Lalu, cobalah berpaling pada kelas menengah. Bukankah kelompok sosial ini paling rentan dengan fundamentalisme? Bukankah mereka paling takjub pada simbol-simbol dan ritual-ritual formal keagamaan? Tidakkah ekspresi politik mereka sepanjang sejarah cendrung dikaitkan dengan keyakinan religius mereka? Cobalah berkaca pada sejarah, dahulu pada siapa kelas menengah melabuhkan aspirasi politik mereka, pada PNI, PKI, NU, atau Masyumi? Maka tidakkah sekarang pun akan demikian, bahwa kelas menengah akan mencoret Ahok dari peluang preferensi mereka sebab ia berasal dari kelompok pelaku cara sembahyang yang berbeda?
“Hmm, hei! Mengapa diam? Lu sepakat cara pandang gue?” Ia mengagetkan saya.
“Ehh, yang mana?”
“Yaelah. Soal Ahok itu representasi kelas menengah.”
“Ahok bukannya bagian dari elit politik, kelas atas yang menikmati rente ekonomi?”
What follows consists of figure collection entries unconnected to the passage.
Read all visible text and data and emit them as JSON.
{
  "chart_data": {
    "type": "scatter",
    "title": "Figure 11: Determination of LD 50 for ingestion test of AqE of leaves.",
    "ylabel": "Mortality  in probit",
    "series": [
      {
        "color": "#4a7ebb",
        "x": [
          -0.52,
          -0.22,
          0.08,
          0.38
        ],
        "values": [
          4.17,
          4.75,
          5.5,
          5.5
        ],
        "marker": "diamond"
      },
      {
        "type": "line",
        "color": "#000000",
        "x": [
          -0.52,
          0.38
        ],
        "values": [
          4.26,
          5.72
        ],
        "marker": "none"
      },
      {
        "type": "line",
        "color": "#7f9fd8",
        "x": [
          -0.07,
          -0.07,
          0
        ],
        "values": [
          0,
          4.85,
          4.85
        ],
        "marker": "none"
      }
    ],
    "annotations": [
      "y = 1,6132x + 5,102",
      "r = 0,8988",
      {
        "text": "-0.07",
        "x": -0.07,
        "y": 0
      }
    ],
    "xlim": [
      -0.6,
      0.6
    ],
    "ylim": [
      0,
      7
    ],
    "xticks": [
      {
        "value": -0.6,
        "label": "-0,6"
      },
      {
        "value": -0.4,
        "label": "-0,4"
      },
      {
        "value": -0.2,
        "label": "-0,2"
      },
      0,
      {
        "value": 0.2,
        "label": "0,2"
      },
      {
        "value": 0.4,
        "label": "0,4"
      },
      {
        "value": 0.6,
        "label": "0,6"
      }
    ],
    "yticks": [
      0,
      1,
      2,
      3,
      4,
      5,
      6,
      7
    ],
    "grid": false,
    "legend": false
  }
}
“Bukan itu. Maksudnya soal rakyat akan memilih AHY dan Anies, sementara Kelas Menengah akan memilih Ahok.” Ia mulai sedikit kesal.
“Entahlah. Bisa terbalik.”
“Mengapa begitu?” dahinya berkerut-kerut, bingung dan kesal karena tak serta-merta saya benarkan pendapatnya.
“Yah, tergantung kelas menengahnya. Jika belum bebas dari kutukan prasangka purba mereka pada politik berbasis identitas kultur, agama itu kultur, mereka tidak akan memilih Ahok.”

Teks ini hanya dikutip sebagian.